La preoccupa la risposta del presidente turco Erdogan, che ha minacciato di tagliare qualsiasi rapporto con Tel Aviv?

Erdogan è un nemico ontologico di Israele. Per lui si tratta di un affare di famiglia, d’altronde l’Impero Ottomano era il padrone di Gerusalemme. C’è una gelosia storica, dovuta alla mal riposta convinzione di essere un sovrano. In più Erdogan è il capo della fratellanza musulmana, da sempre il suo fanatismo antisemita è legato a questo ruolo.

Gran parte dell’Unione Europea ha preso posizione contro la scelta del presidente americano. Si aspettava una reazione diversa?

Mi domando se i leader europei non potessero essere più intelligenti questa volta, invece di ripetere la solita canzoncina dei confini del 1967. Sono delusa in particolare da Emmanuel Macron, ma non sono sorpresa: ormai la comune condanna di Israele è l’unico momento di unità di un’Europa sempre più divisa.

Il Papa nell’udienza di mercoledì ha chiesto di rispettare lo status quo concordato dall’Onu.

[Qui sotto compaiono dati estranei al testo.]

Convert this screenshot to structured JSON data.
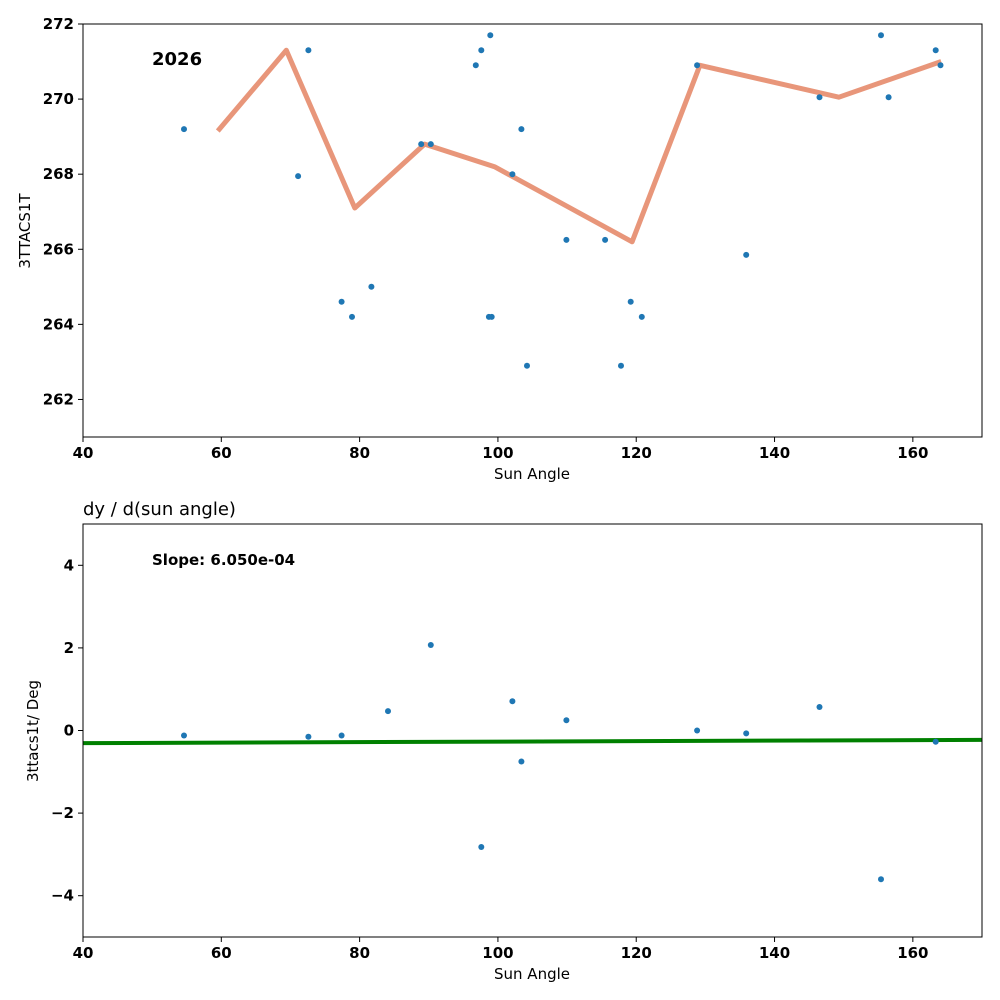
{
  "chart_data": [
    {
      "type": "scatter",
      "title": "",
      "annotation": "2026",
      "xlabel": "Sun Angle",
      "ylabel": "3TTACS1T",
      "xlim": [
        40,
        170
      ],
      "ylim": [
        261,
        272
      ],
      "xticks": [
        40,
        60,
        80,
        100,
        120,
        140,
        160
      ],
      "yticks": [
        262,
        264,
        266,
        268,
        270,
        272
      ],
      "colors": {
        "points": "#1f77b4",
        "line": "#e8967a"
      },
      "series": [
        {
          "name": "data",
          "kind": "scatter",
          "x": [
            54.6,
            71.1,
            72.6,
            77.4,
            78.9,
            81.7,
            88.9,
            90.3,
            96.8,
            97.6,
            98.7,
            98.9,
            99.1,
            102.1,
            103.4,
            104.2,
            109.9,
            115.5,
            117.8,
            119.2,
            120.8,
            128.8,
            135.9,
            146.5,
            155.4,
            156.5,
            163.3,
            164.0
          ],
          "y": [
            269.2,
            267.95,
            271.3,
            264.6,
            264.2,
            265.0,
            268.8,
            268.8,
            270.9,
            271.3,
            264.2,
            271.7,
            264.2,
            268.0,
            269.2,
            262.9,
            266.25,
            266.25,
            262.9,
            264.6,
            264.2,
            270.9,
            265.85,
            270.05,
            271.7,
            270.05,
            271.3,
            270.9
          ]
        },
        {
          "name": "smoothed",
          "kind": "line",
          "x": [
            59.5,
            69.4,
            79.3,
            89.4,
            99.5,
            119.4,
            129.2,
            149.3,
            164.1
          ],
          "y": [
            269.15,
            271.3,
            267.1,
            268.8,
            268.2,
            266.2,
            270.9,
            270.05,
            271.0
          ]
        }
      ]
    },
    {
      "type": "scatter",
      "title": "dy / d(sun angle)",
      "annotation": "Slope: 6.050e-04",
      "xlabel": "Sun Angle",
      "ylabel": "3ttacs1t/ Deg",
      "xlim": [
        40,
        170
      ],
      "ylim": [
        -5,
        5
      ],
      "xticks": [
        40,
        60,
        80,
        100,
        120,
        140,
        160
      ],
      "yticks": [
        -4,
        -2,
        0,
        2,
        4
      ],
      "colors": {
        "points": "#1f77b4",
        "line": "#008000"
      },
      "series": [
        {
          "name": "derivative",
          "kind": "scatter",
          "x": [
            54.6,
            72.6,
            77.4,
            84.1,
            90.3,
            97.6,
            102.1,
            103.4,
            109.9,
            128.8,
            135.9,
            146.5,
            155.4,
            163.3
          ],
          "y": [
            -0.12,
            -0.15,
            -0.12,
            0.47,
            2.07,
            -2.82,
            0.71,
            -0.75,
            0.25,
            0.0,
            -0.07,
            0.57,
            -3.6,
            -0.27
          ]
        },
        {
          "name": "fit",
          "kind": "line",
          "x": [
            40,
            170
          ],
          "y": [
            -0.305,
            -0.227
          ]
        }
      ]
    }
  ]
}
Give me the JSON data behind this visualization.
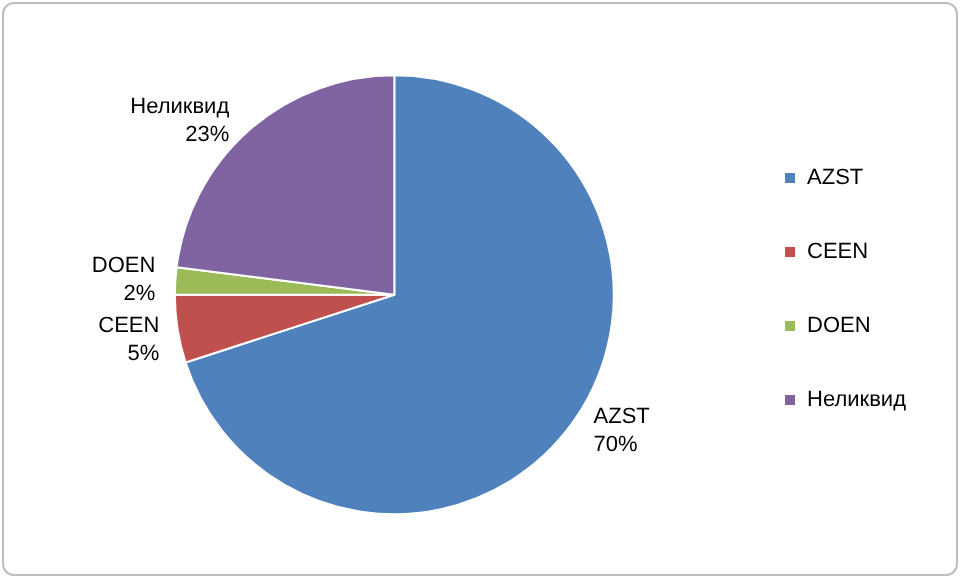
{
  "chart_data": {
    "type": "pie",
    "categories": [
      "AZST",
      "CEEN",
      "DOEN",
      "Неликвид"
    ],
    "values": [
      70,
      5,
      2,
      23
    ],
    "value_labels": [
      "70%",
      "5%",
      "2%",
      "23%"
    ],
    "colors": [
      "#4f81bd",
      "#c0504d",
      "#9bbb59",
      "#8064a2"
    ],
    "legend": "right"
  }
}
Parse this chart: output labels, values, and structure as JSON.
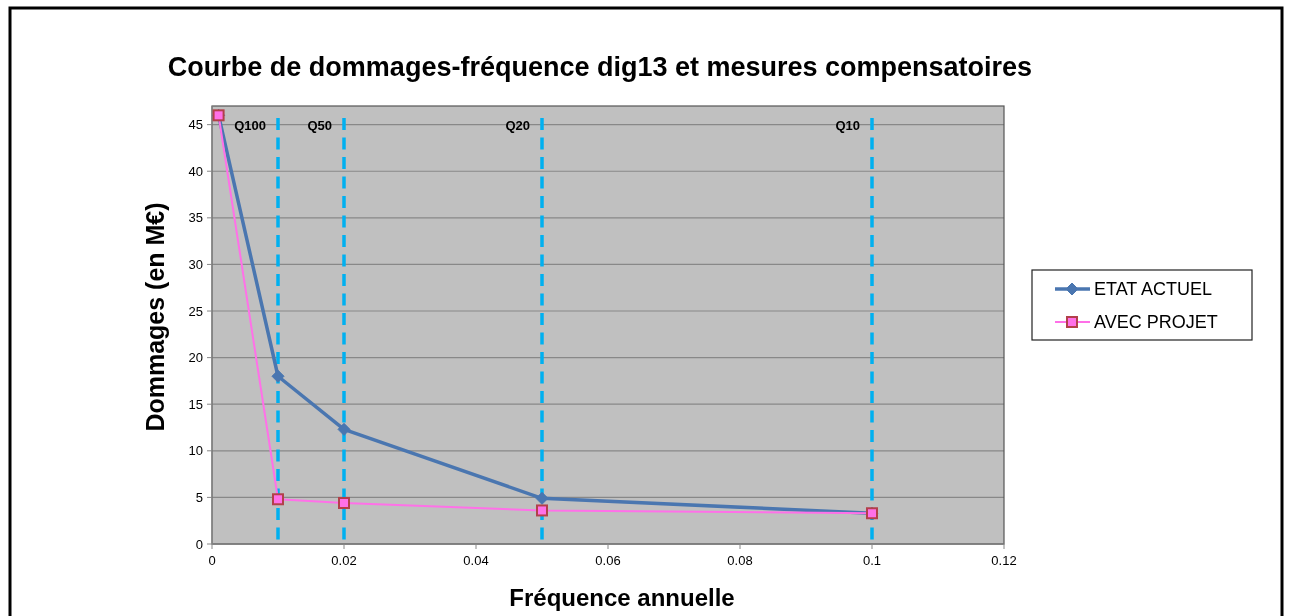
{
  "chart_data": {
    "type": "line",
    "title": "Courbe de dommages-fréquence dig13 et mesures compensatoires",
    "xlabel": "Fréquence annuelle",
    "ylabel": "Dommages (en M€)",
    "x": [
      0.001,
      0.01,
      0.02,
      0.05,
      0.1
    ],
    "series": [
      {
        "name": "ETAT ACTUEL",
        "color": "#4a76b0",
        "marker": "diamond",
        "values": [
          46,
          18,
          12.3,
          4.9,
          3.3
        ]
      },
      {
        "name": "AVEC PROJET",
        "color": "#ff70e8",
        "marker": "square",
        "values": [
          46,
          4.8,
          4.4,
          3.6,
          3.3
        ]
      }
    ],
    "xlim": [
      0,
      0.12
    ],
    "xticks": [
      0,
      0.02,
      0.04,
      0.06,
      0.08,
      0.1,
      0.12
    ],
    "ylim": [
      0,
      47
    ],
    "yticks": [
      0,
      5,
      10,
      15,
      20,
      25,
      30,
      35,
      40,
      45
    ],
    "grid": "y",
    "legend": "right",
    "line_style": "solid",
    "ref_lines": [
      {
        "axis": "x",
        "value": 0.01,
        "label": "Q100",
        "color": "#00b0f0",
        "line_style": "dashed"
      },
      {
        "axis": "x",
        "value": 0.02,
        "label": "Q50",
        "color": "#00b0f0",
        "line_style": "dashed"
      },
      {
        "axis": "x",
        "value": 0.05,
        "label": "Q20",
        "color": "#00b0f0",
        "line_style": "dashed"
      },
      {
        "axis": "x",
        "value": 0.1,
        "label": "Q10",
        "color": "#00b0f0",
        "line_style": "dashed"
      }
    ]
  }
}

Lo status quo non verrà toccato, perché al momento Gerusalemme è la capitale di Israele. Mi spiace che ci sia stata una chiamata fra Papa Francesco e Abu Mazen. Avrei preferito che Abu Mazen manifestasse per altre vie le sue richieste ad Israele, cercando una mediazione, invece che continuare ad accusare gli israeliani di aver occupato la città.